Apesar de não existirem dúvidas quanto ao papel da interferência humana na extinção do pombo-passageiro (com atos como a caça excessiva e a destruição de habitats), um estudo recente revelou que a espécie sempre teve uma população instável.

De olho no centenário, um grupo de cientistas da National Taiwan Normal University investigou as condições que afetaram a população do pombo, datando suas origens há cerca de 21.000 anos atrás.

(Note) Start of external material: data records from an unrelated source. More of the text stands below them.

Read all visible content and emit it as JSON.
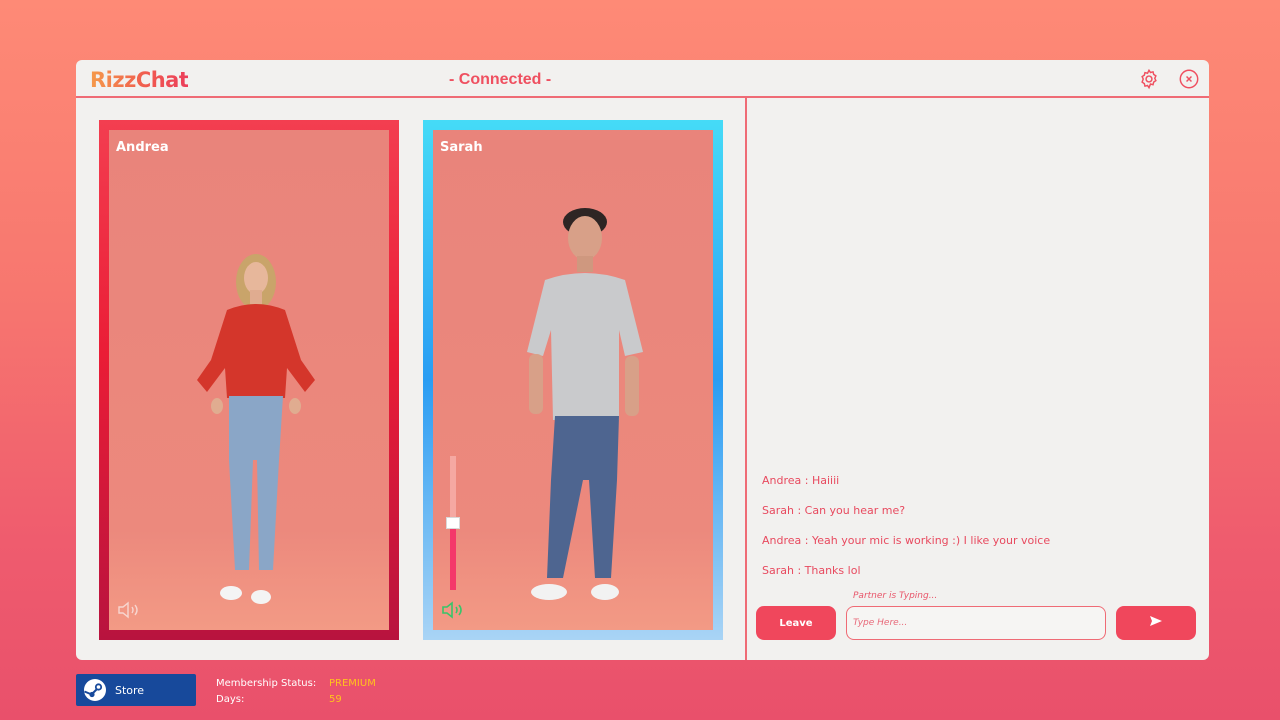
{
  "app": {
    "logo": "RizzChat",
    "status": "- Connected -",
    "settings_icon": "gear-icon",
    "close_icon": "close-icon"
  },
  "videos": [
    {
      "name": "Andrea",
      "speaker_icon": "speaker-icon"
    },
    {
      "name": "Sarah",
      "speaker_icon": "speaker-icon",
      "volume": 0.5
    }
  ],
  "chat": {
    "messages": [
      "Andrea : Haiiii",
      "Sarah : Can you hear me?",
      "Andrea : Yeah your mic is working :) I like your voice",
      "Sarah : Thanks lol"
    ],
    "typing_indicator": "Partner is Typing...",
    "leave_label": "Leave",
    "input_placeholder": "Type Here...",
    "send_icon": "send-icon"
  },
  "footer": {
    "store_label": "Store",
    "store_icon": "steam-icon",
    "membership_label": "Membership Status:",
    "membership_value": "PREMIUM",
    "days_label": "Days:",
    "days_value": "59"
  },
  "colors": {
    "accent": "#f0475c",
    "andrea_frame": "#ea1d36",
    "sarah_frame": "#2a9df3",
    "premium": "#ffc21e",
    "store_bg": "#17499b"
  }
}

Os resultados foram publicados na Proceedings of the National Academy of Sciences, e neles os pesquisadores afirmam que a população do pombo aumentava e diminuía com uma frequência espantosa.

 "A espécie alimentava-se principalmente de castanhas, o que significa que, durante a época de produção das castanheiras, sua população podia chegar aos bilhões", disse Chih-Ming Hung, chefe da pesquisa. “Mas isso também quer dizer que a população podia variar de acordo com o ciclo de produção de nozes."

“Uma alta taxa de reprodução somada à bandos de grande porte gerava uma população de dimensões impressionantes”, disse. "Mas ao mesmo tempo, tal comportamento os deixava vulneráveis à doenças e propensos à comportamentos negativos; grandes bandos podiam causar sérios danos à florestas e outros habitats.”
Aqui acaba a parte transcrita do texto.